Virabhadrasana I & II
Prasarita Padottanasana I
Salamba Sarvangasana I
When I focused on moving my shoulders into all the poses, seeking excellence there, it made Salamba Sarvangasana, shoulderstand much more open and easy at the end. That said, there was one morning where my shoulders and rib cage seemed to be glued together. I just could not seem to move my rib cage toward the vertical position for the inversion. My upper body didn't move: it was terrorized by the onslaught of Thai noodles I had eaten late the night before, I told myself.

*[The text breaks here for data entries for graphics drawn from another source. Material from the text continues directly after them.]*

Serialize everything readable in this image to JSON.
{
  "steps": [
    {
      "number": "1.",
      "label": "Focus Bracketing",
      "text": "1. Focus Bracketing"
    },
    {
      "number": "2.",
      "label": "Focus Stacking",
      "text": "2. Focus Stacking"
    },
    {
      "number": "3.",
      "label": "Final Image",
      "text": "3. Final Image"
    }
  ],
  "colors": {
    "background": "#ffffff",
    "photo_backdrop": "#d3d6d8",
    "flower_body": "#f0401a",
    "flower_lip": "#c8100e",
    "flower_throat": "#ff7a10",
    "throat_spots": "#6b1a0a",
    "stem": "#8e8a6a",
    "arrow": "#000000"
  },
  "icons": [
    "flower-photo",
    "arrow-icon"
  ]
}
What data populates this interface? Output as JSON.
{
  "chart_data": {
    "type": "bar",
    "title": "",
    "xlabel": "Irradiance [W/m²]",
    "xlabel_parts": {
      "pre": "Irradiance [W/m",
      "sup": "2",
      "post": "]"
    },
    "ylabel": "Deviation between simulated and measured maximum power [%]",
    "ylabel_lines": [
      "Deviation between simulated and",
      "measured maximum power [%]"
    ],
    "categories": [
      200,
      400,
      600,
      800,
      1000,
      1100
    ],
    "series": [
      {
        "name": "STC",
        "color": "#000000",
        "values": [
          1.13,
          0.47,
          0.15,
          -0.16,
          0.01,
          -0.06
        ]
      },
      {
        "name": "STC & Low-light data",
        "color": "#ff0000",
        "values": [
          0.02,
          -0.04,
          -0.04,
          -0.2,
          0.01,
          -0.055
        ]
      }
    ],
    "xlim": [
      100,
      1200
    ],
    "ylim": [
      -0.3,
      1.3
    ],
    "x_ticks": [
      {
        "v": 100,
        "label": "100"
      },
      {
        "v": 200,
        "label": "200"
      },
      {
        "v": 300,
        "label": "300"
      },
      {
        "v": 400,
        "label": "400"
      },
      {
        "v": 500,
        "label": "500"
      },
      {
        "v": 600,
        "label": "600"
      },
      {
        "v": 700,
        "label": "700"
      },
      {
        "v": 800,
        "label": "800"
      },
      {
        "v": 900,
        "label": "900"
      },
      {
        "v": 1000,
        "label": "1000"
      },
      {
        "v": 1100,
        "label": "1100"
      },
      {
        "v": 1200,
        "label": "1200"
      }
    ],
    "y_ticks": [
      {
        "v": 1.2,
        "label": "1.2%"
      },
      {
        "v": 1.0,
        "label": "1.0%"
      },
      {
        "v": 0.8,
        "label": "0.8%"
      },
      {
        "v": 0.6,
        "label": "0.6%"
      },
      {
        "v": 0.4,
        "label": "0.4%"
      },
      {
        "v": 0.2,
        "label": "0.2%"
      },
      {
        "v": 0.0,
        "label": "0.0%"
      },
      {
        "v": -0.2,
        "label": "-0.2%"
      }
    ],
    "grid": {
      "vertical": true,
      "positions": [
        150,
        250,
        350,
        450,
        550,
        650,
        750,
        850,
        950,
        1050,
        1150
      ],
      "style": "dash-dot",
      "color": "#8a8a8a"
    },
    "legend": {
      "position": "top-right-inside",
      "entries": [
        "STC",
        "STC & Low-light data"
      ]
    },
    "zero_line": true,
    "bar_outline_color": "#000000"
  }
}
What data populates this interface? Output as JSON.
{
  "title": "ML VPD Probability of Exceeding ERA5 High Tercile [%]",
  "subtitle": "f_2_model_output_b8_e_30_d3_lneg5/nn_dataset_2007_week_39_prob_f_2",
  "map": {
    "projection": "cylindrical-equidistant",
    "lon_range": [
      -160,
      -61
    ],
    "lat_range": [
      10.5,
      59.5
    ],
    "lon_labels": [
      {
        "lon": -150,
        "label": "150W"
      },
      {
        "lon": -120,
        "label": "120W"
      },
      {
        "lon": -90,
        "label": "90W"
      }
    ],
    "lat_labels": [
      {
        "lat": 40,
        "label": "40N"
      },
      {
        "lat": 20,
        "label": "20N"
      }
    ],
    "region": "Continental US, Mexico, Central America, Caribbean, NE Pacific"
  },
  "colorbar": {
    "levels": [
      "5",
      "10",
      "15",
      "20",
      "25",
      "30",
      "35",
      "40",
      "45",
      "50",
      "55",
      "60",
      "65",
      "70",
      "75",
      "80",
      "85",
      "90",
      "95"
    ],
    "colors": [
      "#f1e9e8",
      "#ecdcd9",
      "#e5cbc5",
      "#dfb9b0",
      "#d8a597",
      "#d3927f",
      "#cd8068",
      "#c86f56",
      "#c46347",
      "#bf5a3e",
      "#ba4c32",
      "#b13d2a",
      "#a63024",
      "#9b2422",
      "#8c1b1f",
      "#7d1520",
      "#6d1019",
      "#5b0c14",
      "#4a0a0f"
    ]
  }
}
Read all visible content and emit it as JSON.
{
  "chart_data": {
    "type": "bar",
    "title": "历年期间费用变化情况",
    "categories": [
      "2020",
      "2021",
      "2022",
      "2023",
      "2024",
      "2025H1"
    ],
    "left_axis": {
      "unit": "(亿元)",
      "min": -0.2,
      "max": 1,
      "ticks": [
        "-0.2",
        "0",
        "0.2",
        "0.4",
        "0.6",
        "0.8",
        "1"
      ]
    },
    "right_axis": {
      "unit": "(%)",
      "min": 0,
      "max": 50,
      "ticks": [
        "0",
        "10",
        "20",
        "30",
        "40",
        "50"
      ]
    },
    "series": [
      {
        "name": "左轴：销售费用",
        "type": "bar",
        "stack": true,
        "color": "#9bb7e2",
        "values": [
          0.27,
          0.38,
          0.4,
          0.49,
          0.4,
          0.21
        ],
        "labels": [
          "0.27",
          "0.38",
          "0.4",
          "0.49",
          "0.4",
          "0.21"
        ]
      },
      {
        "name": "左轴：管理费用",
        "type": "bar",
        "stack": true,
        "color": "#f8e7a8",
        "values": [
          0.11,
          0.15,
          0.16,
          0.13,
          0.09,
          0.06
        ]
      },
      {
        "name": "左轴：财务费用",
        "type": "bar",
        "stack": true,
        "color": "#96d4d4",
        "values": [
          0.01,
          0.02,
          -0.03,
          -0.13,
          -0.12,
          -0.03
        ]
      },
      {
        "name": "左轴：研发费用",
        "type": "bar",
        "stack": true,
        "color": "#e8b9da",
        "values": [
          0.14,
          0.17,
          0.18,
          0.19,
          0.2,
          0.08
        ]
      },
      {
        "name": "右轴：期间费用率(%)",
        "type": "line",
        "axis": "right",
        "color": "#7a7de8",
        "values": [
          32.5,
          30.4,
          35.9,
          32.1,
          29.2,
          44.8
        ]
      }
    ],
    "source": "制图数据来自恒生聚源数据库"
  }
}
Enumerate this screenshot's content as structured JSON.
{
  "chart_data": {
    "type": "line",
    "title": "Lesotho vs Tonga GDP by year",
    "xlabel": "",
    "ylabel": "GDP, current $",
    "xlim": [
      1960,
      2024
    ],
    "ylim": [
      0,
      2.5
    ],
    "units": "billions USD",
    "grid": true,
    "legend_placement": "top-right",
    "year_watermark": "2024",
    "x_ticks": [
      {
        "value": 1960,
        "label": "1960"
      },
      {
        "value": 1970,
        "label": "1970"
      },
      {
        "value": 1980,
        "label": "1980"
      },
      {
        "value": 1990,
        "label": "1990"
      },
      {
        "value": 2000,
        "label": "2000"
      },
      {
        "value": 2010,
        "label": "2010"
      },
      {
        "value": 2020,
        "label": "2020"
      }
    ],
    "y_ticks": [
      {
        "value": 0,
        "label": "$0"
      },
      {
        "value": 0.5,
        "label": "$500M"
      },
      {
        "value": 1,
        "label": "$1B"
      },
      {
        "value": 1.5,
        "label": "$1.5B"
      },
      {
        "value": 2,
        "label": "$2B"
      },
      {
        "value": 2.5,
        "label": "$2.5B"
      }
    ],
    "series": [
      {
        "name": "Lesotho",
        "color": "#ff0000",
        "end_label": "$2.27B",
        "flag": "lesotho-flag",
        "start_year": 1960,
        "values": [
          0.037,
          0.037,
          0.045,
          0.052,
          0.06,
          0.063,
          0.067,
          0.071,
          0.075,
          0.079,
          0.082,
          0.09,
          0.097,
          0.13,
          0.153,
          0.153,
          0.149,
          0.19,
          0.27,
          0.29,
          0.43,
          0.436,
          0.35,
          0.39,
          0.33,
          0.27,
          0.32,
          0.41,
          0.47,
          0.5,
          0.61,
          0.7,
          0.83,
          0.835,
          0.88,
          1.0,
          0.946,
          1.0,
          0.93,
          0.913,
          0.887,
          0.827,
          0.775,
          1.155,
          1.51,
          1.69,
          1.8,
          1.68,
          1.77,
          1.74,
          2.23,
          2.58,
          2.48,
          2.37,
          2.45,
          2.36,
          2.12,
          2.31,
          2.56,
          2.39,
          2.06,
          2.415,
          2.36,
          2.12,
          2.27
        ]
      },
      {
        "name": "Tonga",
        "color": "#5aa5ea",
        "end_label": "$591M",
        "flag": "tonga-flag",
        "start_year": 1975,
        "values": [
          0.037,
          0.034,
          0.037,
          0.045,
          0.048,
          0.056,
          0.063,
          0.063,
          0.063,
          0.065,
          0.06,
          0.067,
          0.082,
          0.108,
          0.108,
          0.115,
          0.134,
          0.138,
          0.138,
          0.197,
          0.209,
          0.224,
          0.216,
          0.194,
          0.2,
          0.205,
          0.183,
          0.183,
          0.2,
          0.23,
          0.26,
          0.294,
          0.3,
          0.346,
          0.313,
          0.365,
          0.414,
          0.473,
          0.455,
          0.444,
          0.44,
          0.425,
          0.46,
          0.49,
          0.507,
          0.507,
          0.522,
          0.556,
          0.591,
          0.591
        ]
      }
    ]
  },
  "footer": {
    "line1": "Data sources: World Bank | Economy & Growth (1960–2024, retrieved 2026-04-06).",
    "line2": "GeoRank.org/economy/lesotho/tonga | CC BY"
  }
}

Parivrtta Trikonasana, twisted triangle was added in to the sequence, and I was so surprised that it came right after Virabhadrasana II, warrior two. Parsvottanasana came after the twisted triangle which seemed weird. Usually in the Iyengar Yoga classes I've taken, Parsvottanasana has elongated the torso in preparation for the twisted triangle. So it was cool to switch it up and see just how flexible yoga sequencing can be!
It was also an enlightening reminder to read in the description of Parivrtta Trikonasana, that it is a counter pose to triangle. When I practiced with this thought in mind I noticed how the triangle pose strengthened my low back and how the twisted triangle stretched it.
I have been practicing in the morning, which is quite a commitment considering that I teach at seven a.m. four days a week. But it always pays off. The one early morning I missed my early practice this week I noticed a big difference in my teaching. I wanted to spend more time in the poses, myself, when I was teaching.